I took him home, placing him under the false pretence that the brat was a good thing, a surprise. He had been exceedingly rude on the bus, asking all sorts of questions. When I had him home, he tried to find out more about my security measures, an inappropriate thing for a young boy to know about. When he saw the brat however, he thought, like I had wanted, that it was a pure and sweet thing. He crossed my line, by showing his delight, taking concern for its health and trying to show it affection.

I took him away from its foul presence, to interrogate him. I had confirmed my suspicions that he was stealing, taking charity from those obviously foul villagers. He had the impertinence to ask for gifts for me! He had been mingling with girls, the very height of sin! I didn’t want my son to make my mistakes. But then he gave me the proof of higher sin. He was friends with a filthy Jew! And the monster hadn’t roared louder all night, until he denied all of his crimes.

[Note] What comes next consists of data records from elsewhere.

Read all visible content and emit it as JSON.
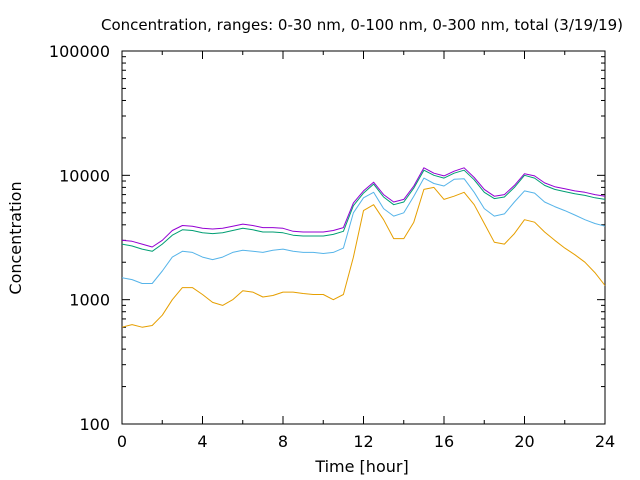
{
  "chart_data": {
    "type": "line",
    "title": "Concentration, ranges: 0-30 nm, 0-100 nm, 0-300 nm, total (3/19/19)",
    "xlabel": "Time [hour]",
    "ylabel": "Concentration",
    "xlim": [
      0,
      24
    ],
    "ylim": [
      100,
      100000
    ],
    "yscale": "log",
    "xticks": [
      "0",
      "4",
      "8",
      "12",
      "16",
      "20",
      "24"
    ],
    "yticks": [
      "100",
      "1000",
      "10000",
      "100000"
    ],
    "grid": false,
    "legend": "none",
    "series": [
      {
        "color": "#9400d3",
        "x": [
          0,
          0.5,
          1,
          1.5,
          2,
          2.5,
          3,
          3.5,
          4,
          4.5,
          5,
          5.5,
          6,
          6.5,
          7,
          7.5,
          8,
          8.5,
          9,
          9.5,
          10,
          10.5,
          11,
          11.5,
          12,
          12.5,
          13,
          13.5,
          14,
          14.5,
          15,
          15.5,
          16,
          16.5,
          17,
          17.5,
          18,
          18.5,
          19,
          19.5,
          20,
          20.5,
          21,
          21.5,
          22,
          22.5,
          23,
          23.5,
          24
        ],
        "values": [
          3000,
          2950,
          2800,
          2650,
          3000,
          3600,
          3950,
          3900,
          3750,
          3700,
          3750,
          3900,
          4050,
          3950,
          3800,
          3800,
          3750,
          3550,
          3500,
          3500,
          3500,
          3600,
          3800,
          6000,
          7500,
          8800,
          7000,
          6100,
          6400,
          8200,
          11500,
          10400,
          9900,
          10800,
          11500,
          9600,
          7700,
          6800,
          7000,
          8300,
          10300,
          9900,
          8700,
          8100,
          7800,
          7500,
          7300,
          7000,
          6800
        ]
      },
      {
        "color": "#009e73",
        "x": [
          0,
          0.5,
          1,
          1.5,
          2,
          2.5,
          3,
          3.5,
          4,
          4.5,
          5,
          5.5,
          6,
          6.5,
          7,
          7.5,
          8,
          8.5,
          9,
          9.5,
          10,
          10.5,
          11,
          11.5,
          12,
          12.5,
          13,
          13.5,
          14,
          14.5,
          15,
          15.5,
          16,
          16.5,
          17,
          17.5,
          18,
          18.5,
          19,
          19.5,
          20,
          20.5,
          21,
          21.5,
          22,
          22.5,
          23,
          23.5,
          24
        ],
        "values": [
          2800,
          2700,
          2550,
          2450,
          2800,
          3300,
          3650,
          3600,
          3450,
          3400,
          3450,
          3600,
          3750,
          3650,
          3500,
          3500,
          3450,
          3300,
          3250,
          3250,
          3250,
          3350,
          3550,
          5700,
          7200,
          8500,
          6700,
          5800,
          6100,
          7900,
          11000,
          10000,
          9500,
          10400,
          11000,
          9200,
          7300,
          6500,
          6700,
          8000,
          10000,
          9500,
          8300,
          7700,
          7400,
          7100,
          6900,
          6600,
          6400
        ]
      },
      {
        "color": "#56b4e9",
        "x": [
          0,
          0.5,
          1,
          1.5,
          2,
          2.5,
          3,
          3.5,
          4,
          4.5,
          5,
          5.5,
          6,
          6.5,
          7,
          7.5,
          8,
          8.5,
          9,
          9.5,
          10,
          10.5,
          11,
          11.5,
          12,
          12.5,
          13,
          13.5,
          14,
          14.5,
          15,
          15.5,
          16,
          16.5,
          17,
          17.5,
          18,
          18.5,
          19,
          19.5,
          20,
          20.5,
          21,
          21.5,
          22,
          22.5,
          23,
          23.5,
          24
        ],
        "values": [
          1500,
          1450,
          1350,
          1350,
          1700,
          2200,
          2450,
          2400,
          2200,
          2100,
          2200,
          2400,
          2500,
          2450,
          2400,
          2500,
          2550,
          2450,
          2400,
          2400,
          2350,
          2400,
          2600,
          5000,
          6600,
          7300,
          5400,
          4700,
          5000,
          6800,
          9500,
          8600,
          8200,
          9300,
          9400,
          7300,
          5400,
          4700,
          4900,
          6100,
          7500,
          7200,
          6100,
          5600,
          5200,
          4800,
          4400,
          4100,
          3900
        ]
      },
      {
        "color": "#e69f00",
        "x": [
          0,
          0.5,
          1,
          1.5,
          2,
          2.5,
          3,
          3.5,
          4,
          4.5,
          5,
          5.5,
          6,
          6.5,
          7,
          7.5,
          8,
          8.5,
          9,
          9.5,
          10,
          10.5,
          11,
          11.5,
          12,
          12.5,
          13,
          13.5,
          14,
          14.5,
          15,
          15.5,
          16,
          16.5,
          17,
          17.5,
          18,
          18.5,
          19,
          19.5,
          20,
          20.5,
          21,
          21.5,
          22,
          22.5,
          23,
          23.5,
          24
        ],
        "values": [
          600,
          630,
          600,
          620,
          750,
          1000,
          1250,
          1250,
          1100,
          950,
          900,
          1000,
          1180,
          1150,
          1050,
          1080,
          1150,
          1150,
          1120,
          1100,
          1100,
          1000,
          1100,
          2200,
          5200,
          5800,
          4400,
          3100,
          3100,
          4200,
          7700,
          8000,
          6400,
          6800,
          7300,
          5800,
          4100,
          2900,
          2800,
          3400,
          4400,
          4200,
          3500,
          3000,
          2600,
          2300,
          2000,
          1650,
          1300
        ]
      }
    ]
  }
}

I still can’t think clearly of that evening. My memory is to full of the absolute hatred I felt for that war. It had taken away the one thing in my life that had occupied me, my project, no, experiment of raising a child on good Catholic morals. It had diseased my poor child’s spirit and so I felt too much anger to contain in myself.

My scream had mingled with that of the monster as I beat him, trying to show him the pain he caused me. The heavy pan should have killed him, but he had not even the grace to cry. I dragged his unconscious body to the basement and locked him in. I then went and got the creature from its box and threw it down there as well. I tied him to a peg and slammed the door on him. I then started packing. I had the thought of going to the peaceful retreat I had heard about. I left, closing the door on my filthy son, the black creature, and my hellhole life.

I regret that now. Who was I to take such matters into my hands? I hope that someone found them and helped them. They could be saved. It was too late for me. I realised, one second too late, at that camp.

We reviewed the Ten Commandments in a group. Thou shalt not kill… that’s what He is doing; slaughtering innocent Jews. And I supported that. There is a branch. I have a length of rope. Lord, take away my helplessness. I should suffer. Eternity, even spent in damnation is welcoming now. Pray for Collin, pray for my poor unnamed daughter. Pray for me.